AGBT 2014 – Summary of Day 1

AGBT 2014 Summary

The first day of the Advances in Genome Biology & Technology (AGBT) meeting kicked off with an introduction by Eric Green, Director of the National Human Genome Research Institute. He announced that this 15th annual meeting was the largest ever with 850 expected to attend. The opening plenary session certainly did not look like 850 people in attendance. Winter Storm Pax wreaked havoc on flights coming in from Atlanta and other cities, resulting in several speaker and general attendee cancellations.

The plenary session began with scheduled talks by Aviv Regev, Jeanne Lawrence, Wendy Winckler and Valerie Schneider. Jeanne Lawrence couldn’t make it, which was a shame particularly since she gave a brilliant talk at ASHG on using a single gene XIST to shut down the extra copy of chromosome 21 in Down syndrome. This work was nicely summarized in a publication that came out this summer titled: Translating dosage compensation to trisomy 21.          

Aviv Regev and Wendy Winckler’s talks were subject to a blog/tweet embargo (unclear whether Regev’s talk was completely under embargo or only the last half, we’re playing it safe and not discussing it here), leaving Valerie Schneider’s presentation the only one that was tweeted or written about. This instantly created great angst among those attending the lectures, those stuck in airports enroute to AGBT and those at home waiting for in depth coverage.

Single-cell sequencing, considered the “method of the year” by Nature Methods was the basis of the opening lecture. Aviv Regev offered an excellent view of the dendritic cell network based on cyclical perturbations and variations between single cells. Regev’s first half of her presentation titled, “Harnessing Variation Between Single Cells to Decipher Intra and Intercellular Circuits in Immune Cells” was largely covered by her publication in April, “Single-cell transcriptomics reveals bimodality in expression and splicing in immune cells”.

The second talk, by Wendy Winckler was not allowed to be discussed or tweeted according to Winckler, courtesy of Novartis’s communications department. The title of her presentation “Next Generation Diagnostics for Precision Cancer Medicine” wasn’t revealing either. To get an idea of what she’s up to and the direction of her lecture, you can read these recent publications.

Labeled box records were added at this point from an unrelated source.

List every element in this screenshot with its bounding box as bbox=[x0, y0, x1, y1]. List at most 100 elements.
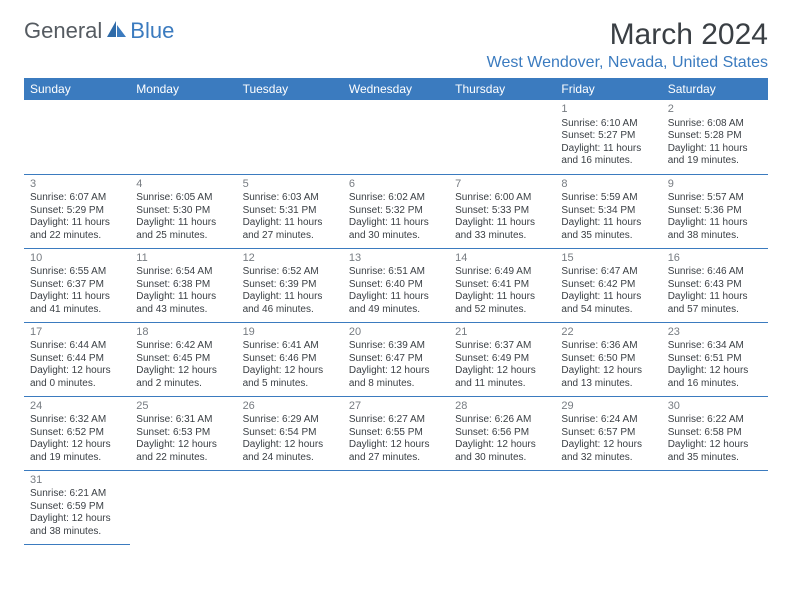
calendar-cell-empty bbox=[237, 470, 343, 544]
calendar-row: 10Sunrise: 6:55 AMSunset: 6:37 PMDayligh… bbox=[24, 248, 768, 322]
daylight-text: Daylight: 12 hours and 27 minutes. bbox=[349, 439, 443, 464]
weekday-header: Saturday bbox=[662, 78, 768, 100]
location-subtitle: West Wendover, Nevada, United States bbox=[487, 54, 768, 72]
day-number: 21 bbox=[455, 326, 549, 340]
page-title: March 2024 bbox=[487, 18, 768, 52]
day-number: 18 bbox=[136, 326, 230, 340]
daylight-text: Daylight: 12 hours and 16 minutes. bbox=[668, 365, 762, 390]
calendar-row: 3Sunrise: 6:07 AMSunset: 5:29 PMDaylight… bbox=[24, 174, 768, 248]
day-number: 1 bbox=[561, 103, 655, 117]
calendar-cell-empty bbox=[343, 470, 449, 544]
daylight-text: Daylight: 11 hours and 16 minutes. bbox=[561, 143, 655, 168]
sunset-text: Sunset: 5:27 PM bbox=[561, 130, 655, 143]
calendar-cell: 31Sunrise: 6:21 AMSunset: 6:59 PMDayligh… bbox=[24, 470, 130, 544]
sunset-text: Sunset: 6:50 PM bbox=[561, 353, 655, 366]
sunrise-text: Sunrise: 6:21 AM bbox=[30, 488, 124, 501]
weekday-header: Tuesday bbox=[237, 78, 343, 100]
calendar-cell: 22Sunrise: 6:36 AMSunset: 6:50 PMDayligh… bbox=[555, 322, 661, 396]
sunset-text: Sunset: 6:45 PM bbox=[136, 353, 230, 366]
sunset-text: Sunset: 6:53 PM bbox=[136, 427, 230, 440]
day-number: 8 bbox=[561, 178, 655, 192]
daylight-text: Daylight: 12 hours and 30 minutes. bbox=[455, 439, 549, 464]
calendar-cell: 2Sunrise: 6:08 AMSunset: 5:28 PMDaylight… bbox=[662, 100, 768, 174]
daylight-text: Daylight: 11 hours and 52 minutes. bbox=[455, 291, 549, 316]
sunrise-text: Sunrise: 6:42 AM bbox=[136, 340, 230, 353]
daylight-text: Daylight: 12 hours and 32 minutes. bbox=[561, 439, 655, 464]
day-number: 7 bbox=[455, 178, 549, 192]
sunrise-text: Sunrise: 6:41 AM bbox=[243, 340, 337, 353]
calendar-cell: 10Sunrise: 6:55 AMSunset: 6:37 PMDayligh… bbox=[24, 248, 130, 322]
calendar-cell-empty bbox=[130, 470, 236, 544]
day-number: 28 bbox=[455, 400, 549, 414]
sunrise-text: Sunrise: 6:39 AM bbox=[349, 340, 443, 353]
day-number: 23 bbox=[668, 326, 762, 340]
sunset-text: Sunset: 6:51 PM bbox=[668, 353, 762, 366]
day-number: 2 bbox=[668, 103, 762, 117]
calendar-body: 1Sunrise: 6:10 AMSunset: 5:27 PMDaylight… bbox=[24, 100, 768, 544]
sunrise-text: Sunrise: 6:44 AM bbox=[30, 340, 124, 353]
sunrise-text: Sunrise: 6:00 AM bbox=[455, 192, 549, 205]
sunrise-text: Sunrise: 6:24 AM bbox=[561, 414, 655, 427]
calendar-cell: 13Sunrise: 6:51 AMSunset: 6:40 PMDayligh… bbox=[343, 248, 449, 322]
calendar-cell: 8Sunrise: 5:59 AMSunset: 5:34 PMDaylight… bbox=[555, 174, 661, 248]
weekday-header: Friday bbox=[555, 78, 661, 100]
sunrise-text: Sunrise: 6:07 AM bbox=[30, 192, 124, 205]
sunset-text: Sunset: 5:30 PM bbox=[136, 205, 230, 218]
sunset-text: Sunset: 5:36 PM bbox=[668, 205, 762, 218]
calendar-row: 17Sunrise: 6:44 AMSunset: 6:44 PMDayligh… bbox=[24, 322, 768, 396]
calendar-cell: 4Sunrise: 6:05 AMSunset: 5:30 PMDaylight… bbox=[130, 174, 236, 248]
daylight-text: Daylight: 11 hours and 22 minutes. bbox=[30, 217, 124, 242]
daylight-text: Daylight: 11 hours and 57 minutes. bbox=[668, 291, 762, 316]
day-number: 5 bbox=[243, 178, 337, 192]
sunrise-text: Sunrise: 6:46 AM bbox=[668, 266, 762, 279]
logo-text-b: Blue bbox=[130, 18, 174, 44]
header: General Blue March 2024 West Wendover, N… bbox=[24, 18, 768, 72]
day-number: 17 bbox=[30, 326, 124, 340]
day-number: 11 bbox=[136, 252, 230, 266]
sunset-text: Sunset: 6:56 PM bbox=[455, 427, 549, 440]
sunrise-text: Sunrise: 6:55 AM bbox=[30, 266, 124, 279]
sunrise-text: Sunrise: 6:29 AM bbox=[243, 414, 337, 427]
sunrise-text: Sunrise: 6:03 AM bbox=[243, 192, 337, 205]
calendar-cell: 9Sunrise: 5:57 AMSunset: 5:36 PMDaylight… bbox=[662, 174, 768, 248]
sunset-text: Sunset: 6:59 PM bbox=[30, 501, 124, 514]
daylight-text: Daylight: 12 hours and 19 minutes. bbox=[30, 439, 124, 464]
sunset-text: Sunset: 6:46 PM bbox=[243, 353, 337, 366]
sunset-text: Sunset: 6:54 PM bbox=[243, 427, 337, 440]
sunrise-text: Sunrise: 6:22 AM bbox=[668, 414, 762, 427]
sunset-text: Sunset: 5:34 PM bbox=[561, 205, 655, 218]
sunrise-text: Sunrise: 6:31 AM bbox=[136, 414, 230, 427]
calendar-cell-empty bbox=[237, 100, 343, 174]
sunset-text: Sunset: 6:49 PM bbox=[455, 353, 549, 366]
sunrise-text: Sunrise: 5:57 AM bbox=[668, 192, 762, 205]
daylight-text: Daylight: 12 hours and 8 minutes. bbox=[349, 365, 443, 390]
day-number: 13 bbox=[349, 252, 443, 266]
calendar-cell: 20Sunrise: 6:39 AMSunset: 6:47 PMDayligh… bbox=[343, 322, 449, 396]
daylight-text: Daylight: 11 hours and 43 minutes. bbox=[136, 291, 230, 316]
sunrise-text: Sunrise: 6:32 AM bbox=[30, 414, 124, 427]
day-number: 10 bbox=[30, 252, 124, 266]
daylight-text: Daylight: 12 hours and 38 minutes. bbox=[30, 513, 124, 538]
calendar-cell: 27Sunrise: 6:27 AMSunset: 6:55 PMDayligh… bbox=[343, 396, 449, 470]
day-number: 30 bbox=[668, 400, 762, 414]
day-number: 31 bbox=[30, 474, 124, 488]
calendar-cell-empty bbox=[449, 100, 555, 174]
daylight-text: Daylight: 11 hours and 19 minutes. bbox=[668, 143, 762, 168]
calendar-cell: 29Sunrise: 6:24 AMSunset: 6:57 PMDayligh… bbox=[555, 396, 661, 470]
sunrise-text: Sunrise: 6:27 AM bbox=[349, 414, 443, 427]
calendar-cell-empty bbox=[343, 100, 449, 174]
daylight-text: Daylight: 11 hours and 54 minutes. bbox=[561, 291, 655, 316]
title-block: March 2024 West Wendover, Nevada, United… bbox=[487, 18, 768, 72]
sunrise-text: Sunrise: 6:52 AM bbox=[243, 266, 337, 279]
sunrise-text: Sunrise: 6:49 AM bbox=[455, 266, 549, 279]
calendar-row: 31Sunrise: 6:21 AMSunset: 6:59 PMDayligh… bbox=[24, 470, 768, 544]
day-number: 9 bbox=[668, 178, 762, 192]
day-number: 26 bbox=[243, 400, 337, 414]
sunset-text: Sunset: 6:40 PM bbox=[349, 279, 443, 292]
day-number: 20 bbox=[349, 326, 443, 340]
daylight-text: Daylight: 11 hours and 35 minutes. bbox=[561, 217, 655, 242]
sunrise-text: Sunrise: 6:02 AM bbox=[349, 192, 443, 205]
sunset-text: Sunset: 5:29 PM bbox=[30, 205, 124, 218]
sunset-text: Sunset: 5:31 PM bbox=[243, 205, 337, 218]
calendar-cell-empty bbox=[24, 100, 130, 174]
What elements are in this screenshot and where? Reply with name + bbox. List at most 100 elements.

The final talk by Valerie Schneider, titled “Taking advantage of GRCh38” began with an analogy to an unwanted pair of socks one receives for Christmas that ends up being used and finally really liked. “It was time for an update….whether or not it was on your wish list”. We were reminded that centromeres are important specialized chromatin structures important for cell division, but because of repetitive regions, they are not represented in reference assemblies. Previous versions of the human reference assembly had centromeres represented by a 3M gap. The latest assembly, GRCh38 incorporates centromere models generated using whole genome shotgun reads as part of the Venter sequencing project. Since there are two copies of each centromere for each autosome, these centromere models represent an average of two copies. She concluded her presentation urging users to switch now: http://www.ncbi.nlm.nih.gov/genome/tools/remap.

 After a short break from the talks, the closing reception sponsored by Roche began outside. Halfway through, there was a brief yet sudden Florida thundershower that sent the entire AGBT community scurrying indoors for shelter. That was okay though because the conversations just continued indoors. Looking forward to tomorrow morning’s lectures. Several of the ones we’ve highlighted will be up.